Why We Think We’re Better Investors Than We Are - hvo
http://www.nytimes.com/2016/03/27/your-money/why-we-think-were-better-investors-than-we-are.html
======
subdane
"This despite overwhelming evidence that even professional investors are no
more likely to beat the market than monkeys throwing darts at securities
listings. Money managers, at least, are paid to make investment bets. But why
do amateurs believe they can outperform the professionals?"
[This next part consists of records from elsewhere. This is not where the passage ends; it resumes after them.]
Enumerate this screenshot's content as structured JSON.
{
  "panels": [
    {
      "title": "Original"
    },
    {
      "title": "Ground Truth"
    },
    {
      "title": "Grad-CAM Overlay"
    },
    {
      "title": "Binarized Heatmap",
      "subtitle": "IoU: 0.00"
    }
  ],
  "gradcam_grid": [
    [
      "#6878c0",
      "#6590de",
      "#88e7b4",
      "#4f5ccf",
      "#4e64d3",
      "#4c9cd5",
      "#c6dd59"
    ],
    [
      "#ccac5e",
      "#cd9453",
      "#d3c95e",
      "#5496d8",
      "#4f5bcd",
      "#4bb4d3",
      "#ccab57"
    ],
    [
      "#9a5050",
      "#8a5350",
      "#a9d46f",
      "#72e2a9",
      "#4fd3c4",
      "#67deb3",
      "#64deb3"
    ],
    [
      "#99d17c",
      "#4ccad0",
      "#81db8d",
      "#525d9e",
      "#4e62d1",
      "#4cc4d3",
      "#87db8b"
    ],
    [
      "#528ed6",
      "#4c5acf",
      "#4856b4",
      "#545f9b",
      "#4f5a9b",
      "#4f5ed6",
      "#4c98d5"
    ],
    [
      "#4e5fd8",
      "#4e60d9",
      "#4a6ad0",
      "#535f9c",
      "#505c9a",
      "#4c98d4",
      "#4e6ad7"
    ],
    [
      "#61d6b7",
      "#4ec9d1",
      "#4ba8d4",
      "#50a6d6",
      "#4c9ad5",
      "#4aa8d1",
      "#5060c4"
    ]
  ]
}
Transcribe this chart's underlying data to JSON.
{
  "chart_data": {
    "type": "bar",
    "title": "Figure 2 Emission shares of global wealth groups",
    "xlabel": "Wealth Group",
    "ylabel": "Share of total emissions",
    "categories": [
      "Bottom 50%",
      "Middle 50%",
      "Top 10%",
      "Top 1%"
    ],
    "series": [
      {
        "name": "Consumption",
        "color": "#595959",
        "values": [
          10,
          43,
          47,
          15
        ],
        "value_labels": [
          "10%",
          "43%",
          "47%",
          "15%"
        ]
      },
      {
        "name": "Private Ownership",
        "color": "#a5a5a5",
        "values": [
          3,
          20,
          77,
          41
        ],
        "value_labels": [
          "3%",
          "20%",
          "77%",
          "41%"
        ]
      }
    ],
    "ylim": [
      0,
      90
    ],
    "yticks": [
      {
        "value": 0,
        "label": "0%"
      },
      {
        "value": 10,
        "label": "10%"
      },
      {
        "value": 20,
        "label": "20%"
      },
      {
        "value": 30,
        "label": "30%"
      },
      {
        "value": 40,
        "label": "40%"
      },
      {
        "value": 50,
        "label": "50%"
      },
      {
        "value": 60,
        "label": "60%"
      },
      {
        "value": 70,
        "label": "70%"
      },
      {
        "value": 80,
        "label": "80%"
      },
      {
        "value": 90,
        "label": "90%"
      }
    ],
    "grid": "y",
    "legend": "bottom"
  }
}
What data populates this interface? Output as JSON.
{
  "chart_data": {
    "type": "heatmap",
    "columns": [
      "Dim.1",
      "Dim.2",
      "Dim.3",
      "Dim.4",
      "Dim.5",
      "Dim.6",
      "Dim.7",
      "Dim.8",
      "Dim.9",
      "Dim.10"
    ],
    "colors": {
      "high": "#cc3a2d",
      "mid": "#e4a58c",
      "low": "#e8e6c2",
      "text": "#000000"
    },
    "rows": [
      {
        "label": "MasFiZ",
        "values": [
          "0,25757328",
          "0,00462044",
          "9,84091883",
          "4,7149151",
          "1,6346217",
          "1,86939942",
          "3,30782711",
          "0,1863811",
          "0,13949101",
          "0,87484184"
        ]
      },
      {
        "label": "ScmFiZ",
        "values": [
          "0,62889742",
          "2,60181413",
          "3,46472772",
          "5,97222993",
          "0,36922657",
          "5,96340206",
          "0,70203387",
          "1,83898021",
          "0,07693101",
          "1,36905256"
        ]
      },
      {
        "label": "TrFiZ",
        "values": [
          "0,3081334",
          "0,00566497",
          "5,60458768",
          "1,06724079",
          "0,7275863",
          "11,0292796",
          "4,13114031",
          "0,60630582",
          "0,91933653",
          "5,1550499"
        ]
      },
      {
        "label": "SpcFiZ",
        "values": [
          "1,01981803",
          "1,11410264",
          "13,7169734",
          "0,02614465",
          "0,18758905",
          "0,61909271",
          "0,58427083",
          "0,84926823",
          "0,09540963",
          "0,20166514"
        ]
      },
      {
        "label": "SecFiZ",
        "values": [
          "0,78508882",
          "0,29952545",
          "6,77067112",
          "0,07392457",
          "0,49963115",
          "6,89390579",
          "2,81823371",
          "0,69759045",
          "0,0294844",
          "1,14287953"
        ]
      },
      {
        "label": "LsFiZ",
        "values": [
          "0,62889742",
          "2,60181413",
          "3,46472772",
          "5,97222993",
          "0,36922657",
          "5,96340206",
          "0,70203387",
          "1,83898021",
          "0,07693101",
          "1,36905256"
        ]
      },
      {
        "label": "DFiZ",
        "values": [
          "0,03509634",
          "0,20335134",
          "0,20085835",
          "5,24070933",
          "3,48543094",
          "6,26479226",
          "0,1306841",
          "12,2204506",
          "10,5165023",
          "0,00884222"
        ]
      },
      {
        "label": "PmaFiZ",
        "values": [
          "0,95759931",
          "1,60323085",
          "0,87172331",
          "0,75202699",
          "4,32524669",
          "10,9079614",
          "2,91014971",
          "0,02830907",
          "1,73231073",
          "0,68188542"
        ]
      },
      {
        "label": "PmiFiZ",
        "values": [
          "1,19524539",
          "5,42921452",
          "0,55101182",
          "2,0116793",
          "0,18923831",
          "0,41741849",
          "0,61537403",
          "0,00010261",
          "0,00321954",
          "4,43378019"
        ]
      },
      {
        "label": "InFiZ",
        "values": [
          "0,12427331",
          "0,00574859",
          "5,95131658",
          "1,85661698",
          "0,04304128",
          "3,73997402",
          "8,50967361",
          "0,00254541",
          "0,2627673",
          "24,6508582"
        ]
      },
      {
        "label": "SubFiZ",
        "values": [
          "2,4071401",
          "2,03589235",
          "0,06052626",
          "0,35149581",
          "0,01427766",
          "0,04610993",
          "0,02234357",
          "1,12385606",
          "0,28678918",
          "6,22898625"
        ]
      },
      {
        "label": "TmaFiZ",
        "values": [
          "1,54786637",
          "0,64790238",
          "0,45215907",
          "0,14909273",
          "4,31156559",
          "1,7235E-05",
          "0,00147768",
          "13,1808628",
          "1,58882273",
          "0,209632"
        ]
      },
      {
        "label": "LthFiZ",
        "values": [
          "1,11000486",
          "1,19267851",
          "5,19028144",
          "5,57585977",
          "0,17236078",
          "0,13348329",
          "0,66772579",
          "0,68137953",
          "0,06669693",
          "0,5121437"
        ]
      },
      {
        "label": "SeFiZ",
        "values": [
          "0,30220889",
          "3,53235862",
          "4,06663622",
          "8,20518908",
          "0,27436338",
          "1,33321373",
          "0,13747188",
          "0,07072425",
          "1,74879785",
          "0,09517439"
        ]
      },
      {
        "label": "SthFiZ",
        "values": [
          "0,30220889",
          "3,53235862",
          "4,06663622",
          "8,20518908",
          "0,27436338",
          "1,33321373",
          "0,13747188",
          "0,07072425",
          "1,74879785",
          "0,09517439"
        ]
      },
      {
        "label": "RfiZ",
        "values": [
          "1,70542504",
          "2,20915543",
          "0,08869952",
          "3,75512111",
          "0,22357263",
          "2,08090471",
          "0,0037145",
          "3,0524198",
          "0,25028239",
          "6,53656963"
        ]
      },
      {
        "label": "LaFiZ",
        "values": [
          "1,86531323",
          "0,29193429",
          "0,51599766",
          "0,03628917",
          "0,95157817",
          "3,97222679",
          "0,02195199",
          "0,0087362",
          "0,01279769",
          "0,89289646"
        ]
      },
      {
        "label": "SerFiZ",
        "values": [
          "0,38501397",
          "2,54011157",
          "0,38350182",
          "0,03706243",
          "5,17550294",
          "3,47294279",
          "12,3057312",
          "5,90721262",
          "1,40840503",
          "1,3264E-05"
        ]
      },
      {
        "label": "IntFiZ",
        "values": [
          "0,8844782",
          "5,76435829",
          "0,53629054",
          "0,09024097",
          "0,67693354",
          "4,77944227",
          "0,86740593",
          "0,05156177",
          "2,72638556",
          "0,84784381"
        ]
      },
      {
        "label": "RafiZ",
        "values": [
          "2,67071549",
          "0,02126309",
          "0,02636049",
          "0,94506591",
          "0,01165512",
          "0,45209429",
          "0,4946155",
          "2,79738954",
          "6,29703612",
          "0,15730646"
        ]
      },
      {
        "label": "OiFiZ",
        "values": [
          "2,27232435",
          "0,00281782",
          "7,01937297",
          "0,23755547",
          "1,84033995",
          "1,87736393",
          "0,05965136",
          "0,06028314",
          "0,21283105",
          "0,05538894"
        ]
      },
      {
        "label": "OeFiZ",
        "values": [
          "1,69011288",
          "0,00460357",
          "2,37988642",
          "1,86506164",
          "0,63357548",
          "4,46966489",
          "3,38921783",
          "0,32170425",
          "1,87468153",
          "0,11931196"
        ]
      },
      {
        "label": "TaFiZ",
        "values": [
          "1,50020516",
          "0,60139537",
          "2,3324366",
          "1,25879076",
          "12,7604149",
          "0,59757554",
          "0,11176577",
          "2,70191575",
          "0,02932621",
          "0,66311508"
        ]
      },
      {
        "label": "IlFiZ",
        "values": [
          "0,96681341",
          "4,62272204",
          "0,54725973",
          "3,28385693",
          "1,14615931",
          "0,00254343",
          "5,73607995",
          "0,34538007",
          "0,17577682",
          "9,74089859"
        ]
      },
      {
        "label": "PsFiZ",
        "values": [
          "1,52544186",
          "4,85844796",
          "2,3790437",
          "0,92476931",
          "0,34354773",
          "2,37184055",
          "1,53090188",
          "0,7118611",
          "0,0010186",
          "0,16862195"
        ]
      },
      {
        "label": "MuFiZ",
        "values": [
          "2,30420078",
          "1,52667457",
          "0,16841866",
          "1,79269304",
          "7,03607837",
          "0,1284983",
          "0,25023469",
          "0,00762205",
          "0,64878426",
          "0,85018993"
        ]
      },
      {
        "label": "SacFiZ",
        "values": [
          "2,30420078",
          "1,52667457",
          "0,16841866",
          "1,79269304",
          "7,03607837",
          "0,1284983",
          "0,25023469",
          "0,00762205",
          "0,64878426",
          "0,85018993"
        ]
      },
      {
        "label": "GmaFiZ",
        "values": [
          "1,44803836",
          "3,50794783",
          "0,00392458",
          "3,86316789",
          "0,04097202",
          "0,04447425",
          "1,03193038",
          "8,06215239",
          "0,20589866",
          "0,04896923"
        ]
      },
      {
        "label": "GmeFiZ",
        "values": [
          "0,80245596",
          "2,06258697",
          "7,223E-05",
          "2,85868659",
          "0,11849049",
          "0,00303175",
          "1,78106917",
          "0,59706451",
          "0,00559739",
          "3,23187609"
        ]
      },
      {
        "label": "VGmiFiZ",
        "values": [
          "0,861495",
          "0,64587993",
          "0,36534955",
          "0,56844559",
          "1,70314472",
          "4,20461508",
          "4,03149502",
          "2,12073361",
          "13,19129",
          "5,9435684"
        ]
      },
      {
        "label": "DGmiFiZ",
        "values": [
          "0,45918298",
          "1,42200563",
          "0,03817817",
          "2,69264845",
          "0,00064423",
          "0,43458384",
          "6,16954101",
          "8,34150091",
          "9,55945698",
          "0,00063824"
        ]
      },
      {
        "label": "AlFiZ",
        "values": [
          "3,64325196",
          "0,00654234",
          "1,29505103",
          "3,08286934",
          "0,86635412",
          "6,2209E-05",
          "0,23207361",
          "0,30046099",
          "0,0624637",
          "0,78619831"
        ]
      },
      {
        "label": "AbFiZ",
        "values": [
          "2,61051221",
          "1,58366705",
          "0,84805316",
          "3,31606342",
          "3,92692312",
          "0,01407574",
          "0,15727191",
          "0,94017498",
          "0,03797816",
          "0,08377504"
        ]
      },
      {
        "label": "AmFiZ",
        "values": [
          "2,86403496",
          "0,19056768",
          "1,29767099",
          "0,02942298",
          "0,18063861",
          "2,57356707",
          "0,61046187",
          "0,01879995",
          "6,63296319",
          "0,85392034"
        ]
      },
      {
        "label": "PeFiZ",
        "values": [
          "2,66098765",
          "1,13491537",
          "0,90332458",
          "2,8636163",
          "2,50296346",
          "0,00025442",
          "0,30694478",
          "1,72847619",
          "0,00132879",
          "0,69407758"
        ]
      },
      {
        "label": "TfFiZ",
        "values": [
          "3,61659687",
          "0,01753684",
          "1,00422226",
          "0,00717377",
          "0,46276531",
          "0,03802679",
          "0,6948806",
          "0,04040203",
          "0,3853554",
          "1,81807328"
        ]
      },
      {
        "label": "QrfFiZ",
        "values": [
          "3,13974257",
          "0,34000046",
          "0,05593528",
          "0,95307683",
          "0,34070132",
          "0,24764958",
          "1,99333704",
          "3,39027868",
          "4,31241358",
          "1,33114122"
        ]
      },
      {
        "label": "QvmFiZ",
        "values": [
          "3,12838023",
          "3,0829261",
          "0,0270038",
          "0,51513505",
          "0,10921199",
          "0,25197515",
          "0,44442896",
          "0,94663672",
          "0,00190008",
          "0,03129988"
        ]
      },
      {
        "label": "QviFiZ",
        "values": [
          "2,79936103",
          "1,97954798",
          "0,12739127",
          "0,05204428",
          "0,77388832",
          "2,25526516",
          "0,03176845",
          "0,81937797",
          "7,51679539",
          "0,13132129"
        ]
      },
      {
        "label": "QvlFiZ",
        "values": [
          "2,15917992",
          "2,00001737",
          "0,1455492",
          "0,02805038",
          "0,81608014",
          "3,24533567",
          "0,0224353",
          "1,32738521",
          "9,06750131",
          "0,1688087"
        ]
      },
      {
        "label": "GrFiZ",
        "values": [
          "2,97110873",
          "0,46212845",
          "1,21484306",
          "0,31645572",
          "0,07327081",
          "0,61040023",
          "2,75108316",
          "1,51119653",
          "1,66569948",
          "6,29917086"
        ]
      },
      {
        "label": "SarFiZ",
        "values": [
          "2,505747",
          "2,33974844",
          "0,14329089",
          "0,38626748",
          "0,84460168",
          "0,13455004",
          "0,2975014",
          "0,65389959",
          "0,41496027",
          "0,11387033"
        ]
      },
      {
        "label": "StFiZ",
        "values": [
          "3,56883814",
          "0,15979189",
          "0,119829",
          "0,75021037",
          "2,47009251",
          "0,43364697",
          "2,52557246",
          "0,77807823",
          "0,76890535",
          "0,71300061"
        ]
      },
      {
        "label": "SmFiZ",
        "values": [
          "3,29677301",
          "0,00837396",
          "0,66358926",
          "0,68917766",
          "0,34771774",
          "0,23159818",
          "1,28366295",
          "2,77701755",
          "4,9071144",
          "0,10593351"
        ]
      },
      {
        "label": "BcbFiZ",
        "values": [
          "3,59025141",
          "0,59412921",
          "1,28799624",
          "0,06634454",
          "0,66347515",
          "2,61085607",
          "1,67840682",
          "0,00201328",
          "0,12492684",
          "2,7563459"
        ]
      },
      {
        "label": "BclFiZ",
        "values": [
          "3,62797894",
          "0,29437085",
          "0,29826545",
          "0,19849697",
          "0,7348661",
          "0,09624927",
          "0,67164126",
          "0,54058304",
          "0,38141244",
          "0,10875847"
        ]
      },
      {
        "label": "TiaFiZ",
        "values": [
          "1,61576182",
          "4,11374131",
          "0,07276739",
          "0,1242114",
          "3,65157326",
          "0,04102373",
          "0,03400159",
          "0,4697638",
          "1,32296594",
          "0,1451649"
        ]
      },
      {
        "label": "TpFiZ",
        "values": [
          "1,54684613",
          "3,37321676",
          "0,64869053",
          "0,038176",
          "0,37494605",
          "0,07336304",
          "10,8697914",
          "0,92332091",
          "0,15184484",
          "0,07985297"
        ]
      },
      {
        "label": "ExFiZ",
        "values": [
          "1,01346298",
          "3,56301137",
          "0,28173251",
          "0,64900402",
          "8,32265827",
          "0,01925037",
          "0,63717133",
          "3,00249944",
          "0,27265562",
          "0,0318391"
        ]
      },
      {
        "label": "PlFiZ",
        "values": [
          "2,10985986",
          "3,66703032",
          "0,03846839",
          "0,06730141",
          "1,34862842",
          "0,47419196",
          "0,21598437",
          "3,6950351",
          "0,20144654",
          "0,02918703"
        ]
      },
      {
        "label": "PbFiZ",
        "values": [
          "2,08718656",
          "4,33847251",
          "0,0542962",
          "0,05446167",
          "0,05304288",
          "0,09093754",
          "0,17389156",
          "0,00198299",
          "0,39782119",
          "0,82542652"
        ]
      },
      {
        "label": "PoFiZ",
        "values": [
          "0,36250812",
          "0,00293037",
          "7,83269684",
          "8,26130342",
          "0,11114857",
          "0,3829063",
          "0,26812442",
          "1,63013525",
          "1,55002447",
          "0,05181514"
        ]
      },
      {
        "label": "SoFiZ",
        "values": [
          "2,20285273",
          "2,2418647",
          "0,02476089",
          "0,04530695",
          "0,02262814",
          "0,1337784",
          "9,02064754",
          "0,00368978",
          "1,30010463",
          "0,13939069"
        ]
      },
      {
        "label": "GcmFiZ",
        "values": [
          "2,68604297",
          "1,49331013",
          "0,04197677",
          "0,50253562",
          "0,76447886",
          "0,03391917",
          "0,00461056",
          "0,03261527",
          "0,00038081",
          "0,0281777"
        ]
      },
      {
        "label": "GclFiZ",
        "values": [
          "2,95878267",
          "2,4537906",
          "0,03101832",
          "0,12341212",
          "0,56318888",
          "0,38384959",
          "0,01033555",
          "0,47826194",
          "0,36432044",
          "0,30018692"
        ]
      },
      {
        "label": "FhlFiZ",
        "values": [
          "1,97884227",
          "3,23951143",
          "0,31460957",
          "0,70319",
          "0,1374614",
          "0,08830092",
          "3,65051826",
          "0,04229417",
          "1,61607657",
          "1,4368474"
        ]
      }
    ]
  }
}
To answer this rhetorical question with a rhetorical answer, because amateur
investors consider themselves to be smarter than monkeys throwing darts at
securities listings. And as an amateur, I have been better than a monkey (or
an index fund). But truth be told, if I had been pro, I would've held onto to
everything I bought instead of ever selling it for princely profits.

------
readme
It takes a shrewd contrarian to beat the market anyway, so if you fall for
this fodder you might as well heed its advice.

------
recursive
This seems to be assuming that we think we're good investors. I think, on
average, people are bad investors. And I'm quite average in this regard.

------
amelius
This also holds for the (time+effort+financial) investments in our own
startups.

------
kelukelugames
TLDR: just a list of human psychology traits. Hubris, optimism, hindsight,
attribution bias, and confirmation bias. Nothing new.